If the entire point of the exercise is to gain fluency with subtracting fractions, then he advocates just cutting the crap and asking them to calculate 1-5/8, which I agree with 100%.
If, on the other hand, it is intended as an exercise in stripping away the unnecessary real-world stuff and getting at the underlying mathematics, then he has interesting things to say (later in the book than this section) about the relationship between what he calls the surface structure and the deep structure. The former is to do with the elements of the question that present themselves directly to the student — in this case Alan and the beer — while the deep structure is more like the underlying mathematical question. To train people to uncover the deep structure, it is very important to give them pairs of questions with the same surface structure and different deep structures, and vice versa. Otherwise, they may learn a procedure that works for lots of similar examples and lets them down as soon as a new example comes along with a different deep structure.

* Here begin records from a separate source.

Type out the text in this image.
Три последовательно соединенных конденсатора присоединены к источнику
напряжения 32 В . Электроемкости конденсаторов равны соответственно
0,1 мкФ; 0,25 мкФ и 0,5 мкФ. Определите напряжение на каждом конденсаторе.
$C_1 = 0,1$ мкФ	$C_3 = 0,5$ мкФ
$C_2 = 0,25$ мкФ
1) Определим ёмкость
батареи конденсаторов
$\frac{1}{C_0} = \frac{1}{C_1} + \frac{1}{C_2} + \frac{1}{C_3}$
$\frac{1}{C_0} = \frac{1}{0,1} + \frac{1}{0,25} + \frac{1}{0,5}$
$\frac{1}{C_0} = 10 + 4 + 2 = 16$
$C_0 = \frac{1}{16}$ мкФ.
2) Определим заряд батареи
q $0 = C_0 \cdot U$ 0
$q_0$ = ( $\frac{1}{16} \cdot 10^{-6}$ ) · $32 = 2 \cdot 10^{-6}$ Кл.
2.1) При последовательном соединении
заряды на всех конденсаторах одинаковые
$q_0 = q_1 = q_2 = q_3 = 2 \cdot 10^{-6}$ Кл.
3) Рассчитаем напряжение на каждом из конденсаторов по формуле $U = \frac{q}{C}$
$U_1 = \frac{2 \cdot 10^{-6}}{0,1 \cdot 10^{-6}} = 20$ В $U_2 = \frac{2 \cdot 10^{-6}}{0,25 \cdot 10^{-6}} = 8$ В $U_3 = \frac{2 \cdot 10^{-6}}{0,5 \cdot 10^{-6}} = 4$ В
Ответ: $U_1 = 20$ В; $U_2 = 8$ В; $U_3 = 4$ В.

There is lots more in the book — obviously, given its length — but I hope this conveys some of its flavour. The only negative thing I can think of to say is that the word “flipping” is overused — the sentence “Teaching is flipping hard” occurs several times, when once would be enough for one book. But if you’re ready for a bit of jocularity of that kind, then I recommend it, as I found it highly thought provoking. I don’t yet know what the result of that provocation will be, but I’m pretty sure there will be one.